In April 2018 Landström joined FaZe Clan as a substitute for Olofmeister due to him taking a short break from competitive Counter-Strike. In May 2018 Olofmeister rejoined FaZe Clan and Landström left.

On March 11, 2018, Landström signed with Fnatic. Many viewed this as a reunion as he had played with Fnatic before, in 2009–2012. He played with Fnatic until October 21, 2019, when he was benched by the organization from the active roster.

On September 18, 2019, Team Dignitas announced they would re-enter male competitive CS:GO. Later on January 21, 2020, Dignitas confirmed the signing of the former NiP roster of Patrik "F0rest" Lindberg, Christopher "GeT_RiGhT" Alesund, Adam "friberg" Friberg, and Richard "Xizt" Landström while adding rising Norwegian star Håkon "Hallzerk" Fjærli with Robin "Fifflaren" Johansson as a coach/manager.

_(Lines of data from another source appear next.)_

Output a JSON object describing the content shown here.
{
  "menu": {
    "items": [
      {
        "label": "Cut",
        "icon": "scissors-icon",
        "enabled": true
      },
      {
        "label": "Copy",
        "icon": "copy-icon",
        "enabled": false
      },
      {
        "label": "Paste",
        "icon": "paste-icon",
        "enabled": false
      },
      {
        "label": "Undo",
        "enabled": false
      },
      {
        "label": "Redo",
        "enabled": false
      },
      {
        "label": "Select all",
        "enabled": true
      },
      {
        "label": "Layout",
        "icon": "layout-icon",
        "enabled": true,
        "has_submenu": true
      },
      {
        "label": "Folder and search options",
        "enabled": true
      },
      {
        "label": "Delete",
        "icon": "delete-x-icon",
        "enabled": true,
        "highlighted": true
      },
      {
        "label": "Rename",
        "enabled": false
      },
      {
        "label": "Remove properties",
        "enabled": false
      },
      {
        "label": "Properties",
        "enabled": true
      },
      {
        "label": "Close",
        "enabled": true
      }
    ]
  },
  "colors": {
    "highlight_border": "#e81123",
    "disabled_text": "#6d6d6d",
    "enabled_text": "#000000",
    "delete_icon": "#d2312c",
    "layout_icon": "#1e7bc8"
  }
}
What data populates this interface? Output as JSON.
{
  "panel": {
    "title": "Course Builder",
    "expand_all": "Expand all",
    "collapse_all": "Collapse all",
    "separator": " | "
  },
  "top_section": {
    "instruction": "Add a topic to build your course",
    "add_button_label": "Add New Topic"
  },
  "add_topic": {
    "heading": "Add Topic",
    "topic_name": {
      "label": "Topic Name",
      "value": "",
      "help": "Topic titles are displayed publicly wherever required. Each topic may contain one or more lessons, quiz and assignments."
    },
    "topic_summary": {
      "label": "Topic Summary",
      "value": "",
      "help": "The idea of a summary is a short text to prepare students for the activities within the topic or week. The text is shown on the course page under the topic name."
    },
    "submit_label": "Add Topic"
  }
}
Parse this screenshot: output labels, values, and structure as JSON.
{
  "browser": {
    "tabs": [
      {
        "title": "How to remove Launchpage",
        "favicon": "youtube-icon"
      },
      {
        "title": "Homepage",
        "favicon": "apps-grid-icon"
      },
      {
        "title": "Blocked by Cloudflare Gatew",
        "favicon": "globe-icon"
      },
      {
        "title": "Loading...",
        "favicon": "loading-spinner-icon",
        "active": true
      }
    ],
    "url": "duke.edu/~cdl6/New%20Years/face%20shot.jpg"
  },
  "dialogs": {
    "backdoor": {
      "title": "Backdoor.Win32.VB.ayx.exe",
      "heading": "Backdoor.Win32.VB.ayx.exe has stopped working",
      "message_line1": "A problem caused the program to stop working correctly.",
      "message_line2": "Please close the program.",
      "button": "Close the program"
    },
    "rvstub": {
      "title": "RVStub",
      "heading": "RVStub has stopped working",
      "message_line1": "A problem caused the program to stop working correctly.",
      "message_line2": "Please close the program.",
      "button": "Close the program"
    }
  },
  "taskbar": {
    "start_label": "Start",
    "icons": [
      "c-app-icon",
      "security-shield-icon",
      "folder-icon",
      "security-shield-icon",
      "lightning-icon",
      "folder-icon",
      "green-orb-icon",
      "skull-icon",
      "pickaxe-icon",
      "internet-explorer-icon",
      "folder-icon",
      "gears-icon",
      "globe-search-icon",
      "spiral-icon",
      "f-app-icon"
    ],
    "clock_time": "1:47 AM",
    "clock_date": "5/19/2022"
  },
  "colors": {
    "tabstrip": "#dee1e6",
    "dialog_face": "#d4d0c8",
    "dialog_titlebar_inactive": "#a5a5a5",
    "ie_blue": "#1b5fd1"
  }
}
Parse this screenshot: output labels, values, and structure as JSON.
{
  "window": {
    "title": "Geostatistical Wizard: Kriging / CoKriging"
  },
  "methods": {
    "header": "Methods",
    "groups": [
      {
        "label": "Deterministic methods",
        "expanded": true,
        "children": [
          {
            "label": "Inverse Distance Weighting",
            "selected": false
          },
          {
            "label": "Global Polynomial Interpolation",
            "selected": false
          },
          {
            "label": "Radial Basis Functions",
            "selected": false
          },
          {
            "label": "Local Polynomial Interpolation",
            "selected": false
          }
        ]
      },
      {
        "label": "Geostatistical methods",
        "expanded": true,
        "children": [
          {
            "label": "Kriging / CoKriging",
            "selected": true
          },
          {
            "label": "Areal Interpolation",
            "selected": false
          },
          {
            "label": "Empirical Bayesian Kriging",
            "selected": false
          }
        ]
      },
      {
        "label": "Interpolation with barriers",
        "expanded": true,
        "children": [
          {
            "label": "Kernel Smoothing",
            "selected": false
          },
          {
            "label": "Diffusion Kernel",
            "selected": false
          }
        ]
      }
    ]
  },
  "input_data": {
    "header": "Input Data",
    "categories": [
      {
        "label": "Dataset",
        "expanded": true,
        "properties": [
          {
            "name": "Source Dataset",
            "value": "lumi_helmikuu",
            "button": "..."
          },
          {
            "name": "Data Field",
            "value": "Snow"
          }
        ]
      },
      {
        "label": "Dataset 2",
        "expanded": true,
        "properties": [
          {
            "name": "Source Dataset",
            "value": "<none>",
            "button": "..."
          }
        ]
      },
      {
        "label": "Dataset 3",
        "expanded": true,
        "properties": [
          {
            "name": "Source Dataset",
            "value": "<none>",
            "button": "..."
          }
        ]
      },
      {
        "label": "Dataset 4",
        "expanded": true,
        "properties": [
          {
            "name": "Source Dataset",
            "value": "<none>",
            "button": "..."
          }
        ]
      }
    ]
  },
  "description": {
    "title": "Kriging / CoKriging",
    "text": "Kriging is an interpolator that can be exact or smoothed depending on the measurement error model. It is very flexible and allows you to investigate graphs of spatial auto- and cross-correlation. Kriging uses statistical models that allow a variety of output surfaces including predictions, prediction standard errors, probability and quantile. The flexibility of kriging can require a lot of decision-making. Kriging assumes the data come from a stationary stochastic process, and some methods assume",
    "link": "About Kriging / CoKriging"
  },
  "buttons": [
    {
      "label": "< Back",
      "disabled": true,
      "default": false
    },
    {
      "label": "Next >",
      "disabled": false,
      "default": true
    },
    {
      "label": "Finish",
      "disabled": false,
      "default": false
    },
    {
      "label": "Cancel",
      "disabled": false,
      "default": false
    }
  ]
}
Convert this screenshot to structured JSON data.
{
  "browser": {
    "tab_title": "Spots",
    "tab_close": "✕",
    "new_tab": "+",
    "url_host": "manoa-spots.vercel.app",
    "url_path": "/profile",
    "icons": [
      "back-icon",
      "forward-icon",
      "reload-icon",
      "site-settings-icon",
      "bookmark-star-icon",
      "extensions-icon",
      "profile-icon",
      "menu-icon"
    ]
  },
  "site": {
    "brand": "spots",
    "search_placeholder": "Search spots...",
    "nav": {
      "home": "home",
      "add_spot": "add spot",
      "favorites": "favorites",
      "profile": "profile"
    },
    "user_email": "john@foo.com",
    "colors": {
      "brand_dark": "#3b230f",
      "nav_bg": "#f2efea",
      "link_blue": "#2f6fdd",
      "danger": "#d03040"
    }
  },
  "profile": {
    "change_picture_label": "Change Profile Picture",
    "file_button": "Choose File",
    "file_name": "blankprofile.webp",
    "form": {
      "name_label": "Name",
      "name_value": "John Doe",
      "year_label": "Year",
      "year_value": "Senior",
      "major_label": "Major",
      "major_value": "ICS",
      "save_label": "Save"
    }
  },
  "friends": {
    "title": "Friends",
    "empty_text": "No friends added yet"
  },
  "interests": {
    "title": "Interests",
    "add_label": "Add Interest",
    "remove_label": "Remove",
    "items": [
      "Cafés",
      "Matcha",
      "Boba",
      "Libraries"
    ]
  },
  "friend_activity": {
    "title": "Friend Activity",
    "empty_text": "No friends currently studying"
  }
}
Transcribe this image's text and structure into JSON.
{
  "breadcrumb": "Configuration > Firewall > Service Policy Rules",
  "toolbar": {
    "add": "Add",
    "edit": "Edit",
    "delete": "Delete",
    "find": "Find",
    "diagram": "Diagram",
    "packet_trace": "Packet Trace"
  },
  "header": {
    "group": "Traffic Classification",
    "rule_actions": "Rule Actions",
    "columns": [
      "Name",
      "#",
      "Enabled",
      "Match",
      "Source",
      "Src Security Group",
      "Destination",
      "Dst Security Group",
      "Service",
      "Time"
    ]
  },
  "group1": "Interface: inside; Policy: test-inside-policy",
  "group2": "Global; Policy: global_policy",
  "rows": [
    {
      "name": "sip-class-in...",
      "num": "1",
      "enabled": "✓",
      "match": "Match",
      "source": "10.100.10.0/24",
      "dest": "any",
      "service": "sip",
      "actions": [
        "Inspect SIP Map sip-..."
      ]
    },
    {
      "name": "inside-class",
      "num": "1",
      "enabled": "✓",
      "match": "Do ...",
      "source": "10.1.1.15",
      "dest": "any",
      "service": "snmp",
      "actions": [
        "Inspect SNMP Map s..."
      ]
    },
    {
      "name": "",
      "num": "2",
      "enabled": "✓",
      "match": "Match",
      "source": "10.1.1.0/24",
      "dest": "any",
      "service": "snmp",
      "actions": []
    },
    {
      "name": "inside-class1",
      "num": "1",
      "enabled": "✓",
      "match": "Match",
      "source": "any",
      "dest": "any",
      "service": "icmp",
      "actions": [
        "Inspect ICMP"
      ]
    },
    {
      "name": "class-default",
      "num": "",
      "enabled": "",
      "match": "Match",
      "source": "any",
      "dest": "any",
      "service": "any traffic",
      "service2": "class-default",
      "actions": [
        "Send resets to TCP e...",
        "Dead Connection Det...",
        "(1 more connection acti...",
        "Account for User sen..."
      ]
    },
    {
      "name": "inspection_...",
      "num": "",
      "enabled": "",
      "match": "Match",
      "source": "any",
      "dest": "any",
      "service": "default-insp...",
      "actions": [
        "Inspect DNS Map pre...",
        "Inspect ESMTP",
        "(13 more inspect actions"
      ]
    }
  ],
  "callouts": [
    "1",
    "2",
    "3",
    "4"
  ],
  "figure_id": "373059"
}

Landström announced his retirement from competitive Counter-Strike on September 23, 2021, ending his 12-year professional career.

== Coaching career ==
Landström joined Heroic in October 2021 as an analyst and temporary coach for PGL Major Stockholm 2021. He became the team's full-time coach in March 2022, after signing a one-year contract extension.

Heroic announced the departure of Landström on December 12, 2023. He was replaced by previous ENCE coach Eetu "sAw" Saha.

In March 2024, Landström was named the head coach of Ninjas in Pyjamas, marking his return to the team after his six-year stint with the organization from 2012 to 2018.